Altın Standardı Nedir?

Altın standardı, hükümetin para biriminin sabitlendiği ve serbestçe altına dönüştürülebildiği sabit bir parasal rejimdir

altin-standarti-nedir

Altın standardı, hükümetin para biriminin sabitlendiği ve serbestçe altına dönüştürülebildiği sabit bir parasal rejimdir. Aynı zamanda, altının veya altın için banka makbuzlarının mübadele aracı olarak hareket ettiği serbestçe rekabetçi bir para sistemine de atıfta bulunabilir.
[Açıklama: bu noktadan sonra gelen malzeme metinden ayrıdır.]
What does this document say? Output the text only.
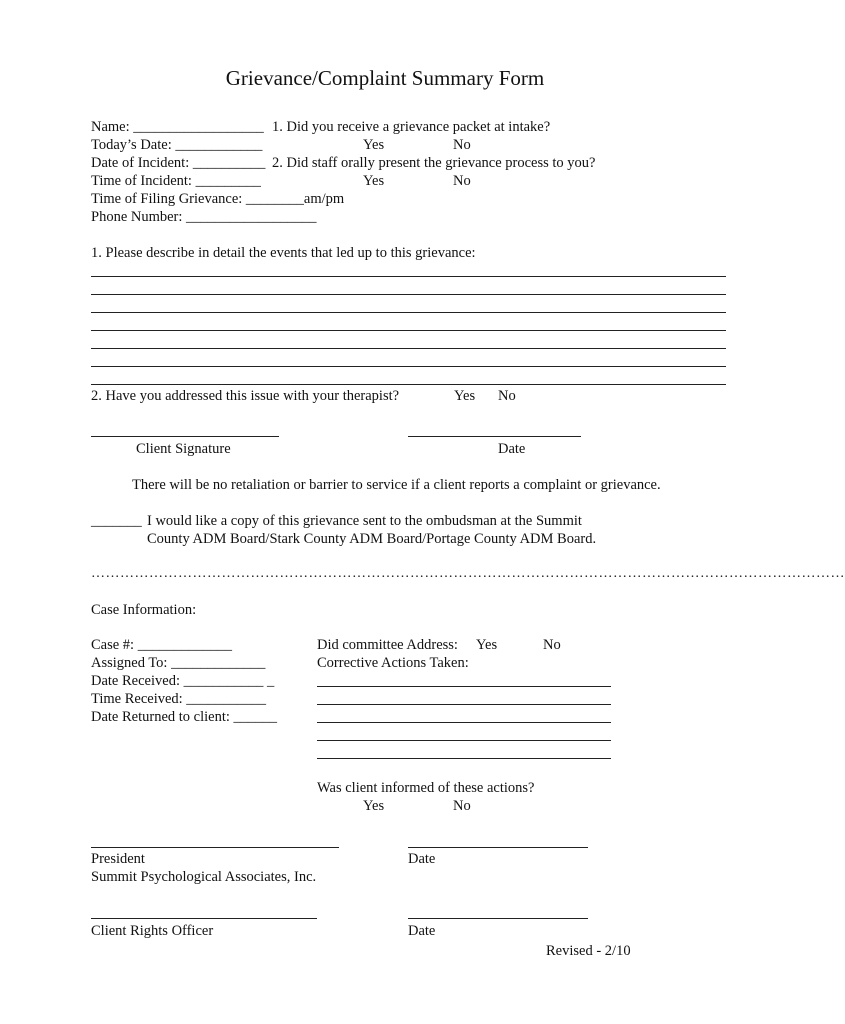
Grievance/Complaint Summary Form
Name: __________________ 1. Did you receive a grievance packet at intake?
Today’s Date: ____________	Yes	No
Date of Incident: __________ 2. Did staff orally present the grievance process to you?
Time of Incident: _________	Yes	No
Time of Filing Grievance: ________am/pm
Phone Number: __________________
1. Please describe in detail the events that led up to this grievance:
2. Have you addressed this issue with your therapist?	Yes No
Client Signature	Date
There will be no retaliation or barrier to service if a client reports a complaint or grievance.
_______ I would like a copy of this grievance sent to the ombudsman at the Summit
County ADM Board/Stark County ADM Board/Portage County ADM Board.
…………………………………………………………………………………………………………………………………………
Case Information:
Case #: _____________
Assigned To: _____________
Date Received: ___________ _
Time Received: ___________
Date Returned to client: ______
Did committee Address: Yes	No
Corrective Actions Taken:
Was client informed of these actions?
Yes	No
President	Date
Summit Psychological Associates, Inc.
Client Rights Officer	Date
Revised - 2/10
Altın Standardı İle İlgili Temel Bilgiler

  • Altın standardı, fiziksel altının değeriyle desteklenen bir parasal sistemdir.
  • Bu sistemde para birimi olarak altın sikkeler ile desteklenen veya altın karşılığında kullanılabilecek kağıt paralar kullanılmaktadır.
  • Altın standardı, insanlık tarihi boyunca popülerliğini korudu ve genellikle gümüşü kullanan çift metalli bir sistemin parçasıydı.
  • Dünya ekonomilerinin çoğu 1930’lardan beri altın standardını terk etti ve şimdi serbest dalgalı fiat para birimi rejimlerini kullanıyor.
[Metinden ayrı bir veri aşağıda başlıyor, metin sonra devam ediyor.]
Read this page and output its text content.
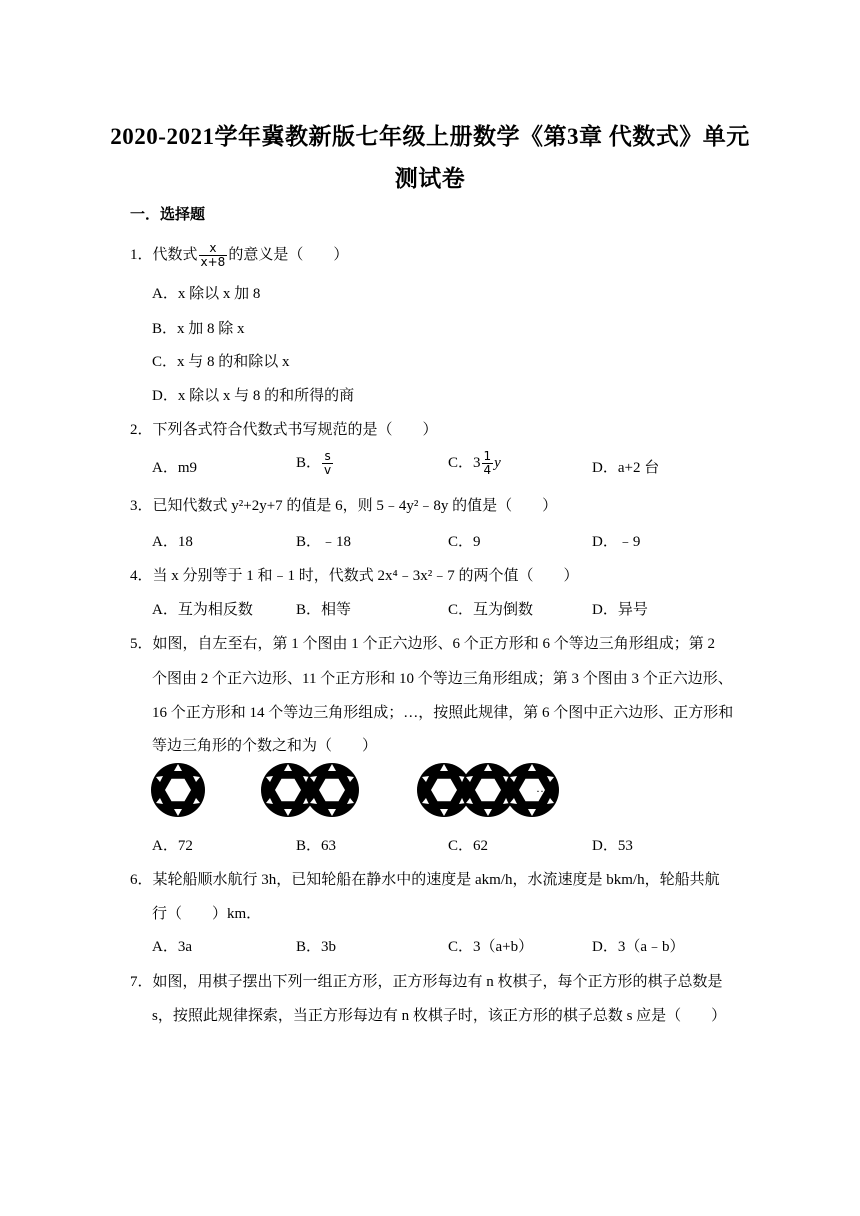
2020-2021学年冀教新版七年级上册数学《第3章 代数式》单元
测试卷
一．选择题
1．代数式 $\frac{x}{x+8}$ 的意义是（　　）
A．x 除以 x 加 8
B．x 加 8 除 x
C．x 与 8 的和除以 x
D．x 除以 x 与 8 的和所得的商
2．下列各式符合代数式书写规范的是（　　）
A．m9	B． $\frac{s}{v}$	C．$3 \frac{1}{4}$ y	D．a+2 台
3．已知代数式 y²+2y+7 的值是 6，则 5﹣4y²﹣8y 的值是（　　）
A．18	B．﹣18	C．9	D．﹣9
4．当 x 分别等于 1 和﹣1 时，代数式 2x⁴﹣3x²﹣7 的两个值（　　）
A．互为相反数	B．相等	C．互为倒数	D．异号
5．如图，自左至右，第 1 个图由 1 个正六边形、6 个正方形和 6 个等边三角形组成；第 2
个图由 2 个正六边形、11 个正方形和 10 个等边三角形组成；第 3 个图由 3 个正六边形、
16 个正方形和 14 个等边三角形组成；…，按照此规律，第 6 个图中正六边形、正方形和
等边三角形的个数之和为（　　）
…
A．72	B．63	C．62	D．53
6．某轮船顺水航行 3h，已知轮船在静水中的速度是 akm/h，水流速度是 bkm/h，轮船共航
行（　　）km．
A．3a	B．3b	C．3（a+b）	D．3（a﹣b）
7．如图，用棋子摆出下列一组正方形，正方形每边有 n 枚棋子，每个正方形的棋子总数是
s，按照此规律探索，当正方形每边有 n 枚棋子时，该正方形的棋子总数 s 应是（　　）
Altın Standardı Nasıl Çalışır?

Altın standardı, bir ülkenin para biriminin veya kağıt paranın doğrudan altınla bağlantılı bir değere sahip olduğu parasal bir sistemdir. Altın standardı ile ülkeler kağıt parayı sabit miktarda altına çevirmeyi kabul etmiş oldular. Altın standardını kullanan bir ülke, altın için sabit bir fiyat belirler ve bu fiyattan altın alıp satar. Bu sabit fiyat, para biriminin değerini belirlemek için kullanılır. Örneğin, ABD altının fiyatını ons başına 500 Dolar olarak belirlerse, doların değeri ons altının 1 / 500’ü olur.

Altın standardı zaman içinde belirsiz bir tanım geliştirdi. Ancak genellikle desteksiz fiat paraya dayanmayan emtia temelli herhangi bir para rejimini veya yalnızca hükümet insanları onu kullanmaya zorladığı için değerli olan parayı tanımlamak için kullanılır. Ancak bunun ötesinde, büyük farklılıklar da vardır.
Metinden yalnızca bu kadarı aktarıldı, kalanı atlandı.